We identify 6 elements in Chinese language, these elements are key parts in applications. These elements are (as shown in Figure 1)
![]() Figure 1. Key Elements of Chinese Language |
ZuYin | BoPoMoFo symbols |
Yin | a meaningful pronunciation | |
Zhi | a Chinese character | |
Tsi | a Chinese word | |
TsiYin | compound of Yin for a Tsi | |
Chu | a sentence |
Table 1 is a list of potential softwares that may require each of the elements:
ZuYin | computer aided education, input method engine |
Yin | input method engine, speaking, voice recognition |
Zhi | input method engine, word processing |
Tsi | input method engine, word processing, checker |
TsiYin | speaking, voice recognition |
Chu | word processor |
With libtabe, an application enables the knowledge of processing each element, and conversion between them. For example, an application can query a single character or a word frequency by calling a function provided by libtabe, query a single character or a word's pronunciation and reverse lookup. The complexity of processing each element increase from left to right, from top to bottom in Figure 1.
Figure 2 depicts the basic architecture of libtabe. The solid line with one-way arrow means there's a strong relationship and can be converted. All the conversions are supported by libtabe. Detailed explanations on how the conversion are done can be found in Conversion Functions section.

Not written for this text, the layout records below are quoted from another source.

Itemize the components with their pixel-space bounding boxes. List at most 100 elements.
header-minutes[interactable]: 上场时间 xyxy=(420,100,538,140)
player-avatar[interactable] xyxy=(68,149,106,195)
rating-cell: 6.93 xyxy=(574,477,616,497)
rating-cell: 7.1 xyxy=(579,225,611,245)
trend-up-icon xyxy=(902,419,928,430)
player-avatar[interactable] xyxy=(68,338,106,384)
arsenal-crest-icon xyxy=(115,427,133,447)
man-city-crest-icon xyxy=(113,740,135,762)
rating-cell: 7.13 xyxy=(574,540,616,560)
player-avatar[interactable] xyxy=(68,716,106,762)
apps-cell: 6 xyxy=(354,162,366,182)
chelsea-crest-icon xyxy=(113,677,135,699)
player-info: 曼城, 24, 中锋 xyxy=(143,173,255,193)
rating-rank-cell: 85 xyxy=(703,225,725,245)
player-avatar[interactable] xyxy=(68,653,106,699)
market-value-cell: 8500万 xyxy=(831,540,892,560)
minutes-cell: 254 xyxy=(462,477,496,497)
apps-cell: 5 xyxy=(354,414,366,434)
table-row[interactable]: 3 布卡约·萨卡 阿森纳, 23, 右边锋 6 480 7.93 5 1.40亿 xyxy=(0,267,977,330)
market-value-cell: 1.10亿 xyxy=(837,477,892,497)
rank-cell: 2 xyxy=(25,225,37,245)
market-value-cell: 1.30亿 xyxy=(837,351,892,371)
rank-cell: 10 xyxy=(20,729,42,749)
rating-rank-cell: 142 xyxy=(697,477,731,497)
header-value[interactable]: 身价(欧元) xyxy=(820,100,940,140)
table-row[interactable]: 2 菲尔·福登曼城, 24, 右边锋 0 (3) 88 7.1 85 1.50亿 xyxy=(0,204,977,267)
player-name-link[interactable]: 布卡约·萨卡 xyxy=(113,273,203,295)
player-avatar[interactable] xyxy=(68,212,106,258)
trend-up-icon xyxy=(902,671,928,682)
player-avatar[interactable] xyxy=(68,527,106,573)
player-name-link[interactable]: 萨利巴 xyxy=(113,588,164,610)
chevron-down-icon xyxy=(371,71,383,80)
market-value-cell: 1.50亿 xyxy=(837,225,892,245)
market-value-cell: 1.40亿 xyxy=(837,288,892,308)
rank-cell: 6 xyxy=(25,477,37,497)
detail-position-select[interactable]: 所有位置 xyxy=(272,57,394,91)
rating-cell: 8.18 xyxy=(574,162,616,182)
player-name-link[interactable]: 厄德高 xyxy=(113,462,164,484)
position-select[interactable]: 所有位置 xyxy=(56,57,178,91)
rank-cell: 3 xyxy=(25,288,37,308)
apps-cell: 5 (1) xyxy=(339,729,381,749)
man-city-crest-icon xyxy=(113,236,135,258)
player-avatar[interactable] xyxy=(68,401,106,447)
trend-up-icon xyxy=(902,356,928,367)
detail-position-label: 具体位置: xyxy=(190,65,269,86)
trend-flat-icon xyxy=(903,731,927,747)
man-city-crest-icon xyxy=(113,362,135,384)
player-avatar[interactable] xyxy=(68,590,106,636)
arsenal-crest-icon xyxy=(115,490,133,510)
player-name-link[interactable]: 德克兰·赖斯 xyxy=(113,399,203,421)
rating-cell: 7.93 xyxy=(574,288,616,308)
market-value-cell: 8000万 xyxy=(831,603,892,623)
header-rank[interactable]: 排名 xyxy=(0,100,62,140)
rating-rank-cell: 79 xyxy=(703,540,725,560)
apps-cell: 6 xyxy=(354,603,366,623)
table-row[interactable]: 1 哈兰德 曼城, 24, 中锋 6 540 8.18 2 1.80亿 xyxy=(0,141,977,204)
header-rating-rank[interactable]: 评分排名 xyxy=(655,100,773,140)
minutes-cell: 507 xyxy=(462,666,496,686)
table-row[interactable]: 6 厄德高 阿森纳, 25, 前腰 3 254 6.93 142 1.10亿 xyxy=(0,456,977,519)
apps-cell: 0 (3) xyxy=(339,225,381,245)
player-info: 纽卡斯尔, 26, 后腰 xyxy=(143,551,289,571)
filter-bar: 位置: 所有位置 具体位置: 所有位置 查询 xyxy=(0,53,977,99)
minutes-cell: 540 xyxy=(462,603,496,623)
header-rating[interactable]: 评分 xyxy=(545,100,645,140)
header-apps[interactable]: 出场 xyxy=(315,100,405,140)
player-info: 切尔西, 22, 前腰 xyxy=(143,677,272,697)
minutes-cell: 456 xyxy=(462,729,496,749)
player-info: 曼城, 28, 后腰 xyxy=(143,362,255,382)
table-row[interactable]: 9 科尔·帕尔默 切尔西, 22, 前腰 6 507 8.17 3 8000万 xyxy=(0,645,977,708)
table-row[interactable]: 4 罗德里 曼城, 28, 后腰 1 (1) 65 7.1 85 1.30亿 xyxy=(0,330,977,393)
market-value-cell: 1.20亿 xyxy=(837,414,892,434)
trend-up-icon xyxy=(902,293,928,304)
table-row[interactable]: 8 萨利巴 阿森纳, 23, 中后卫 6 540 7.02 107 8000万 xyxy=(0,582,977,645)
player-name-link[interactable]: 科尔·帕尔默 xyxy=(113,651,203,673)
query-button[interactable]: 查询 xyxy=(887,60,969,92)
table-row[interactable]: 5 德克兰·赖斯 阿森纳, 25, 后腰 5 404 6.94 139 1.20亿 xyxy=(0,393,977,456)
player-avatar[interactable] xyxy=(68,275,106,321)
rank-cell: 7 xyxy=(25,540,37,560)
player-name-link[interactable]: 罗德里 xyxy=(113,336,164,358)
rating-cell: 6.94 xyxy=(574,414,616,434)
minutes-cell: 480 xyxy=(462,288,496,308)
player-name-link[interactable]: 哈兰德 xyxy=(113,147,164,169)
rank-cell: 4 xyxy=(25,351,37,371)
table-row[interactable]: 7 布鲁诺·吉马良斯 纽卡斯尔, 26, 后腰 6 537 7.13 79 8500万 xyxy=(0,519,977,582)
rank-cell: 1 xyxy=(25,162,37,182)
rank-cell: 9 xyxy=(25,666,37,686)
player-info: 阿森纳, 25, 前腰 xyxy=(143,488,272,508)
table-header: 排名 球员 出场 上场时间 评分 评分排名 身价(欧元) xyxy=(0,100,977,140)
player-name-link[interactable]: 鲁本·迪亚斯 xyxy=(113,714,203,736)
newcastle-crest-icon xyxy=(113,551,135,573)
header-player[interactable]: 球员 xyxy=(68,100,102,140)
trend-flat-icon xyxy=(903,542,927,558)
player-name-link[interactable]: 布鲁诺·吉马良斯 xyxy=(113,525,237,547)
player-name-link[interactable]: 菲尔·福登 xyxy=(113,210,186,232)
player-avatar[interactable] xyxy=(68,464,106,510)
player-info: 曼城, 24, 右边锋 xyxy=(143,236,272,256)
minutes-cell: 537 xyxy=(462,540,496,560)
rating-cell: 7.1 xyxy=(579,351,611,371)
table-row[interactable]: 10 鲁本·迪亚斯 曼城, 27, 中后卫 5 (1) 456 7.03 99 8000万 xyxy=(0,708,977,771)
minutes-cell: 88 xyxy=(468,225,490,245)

Despite of those elements and conversion functions, there're 3 tables and 1 database have been implemented in libtabe. Two out of the three tables are used by conversion functions, the other one is used to provide character frequency. The Tsi database provides more than 140,000 word, including the pronunciation, frequency. We planned to add some more tables and databases if they are appropriate and useful. They are shown in Figure 3.
There're eleven conversion functions in the basic architecture. Each of them is responsible for converting from one element to another. Applications frequently do conversion between elements to make use of the underlying semantics of language.
Number | From | To | Description |
1 | ZuYin | Yin | encoding |
2 | Yin | ZuYin | decoding |
3 | Yin | TsiYin | concatenation |
4 | TsiYin | Yin | decoupling |
5 | Yin | Zhi | table lookup (1-to-many) |
6 | Zhi | Yin | table lookup (1-to-many) |
7 | TsiYin | Tsi | database query (1-to-many) |
8 | Tsi | TsiYin | database query (1-to-many) |
9 | Zhi | Tsi | concatenation |
10 | Tsi | Zhi | decoupling |
11 | Chu | Tsi | word segmentation |
Functions 3, 4, 9, 10 are trivial ones, because of the underlying elements are all fixed length. "BoPoMoFo system and encoding in libtabe" provides useful information about conversion functions 1 and 2.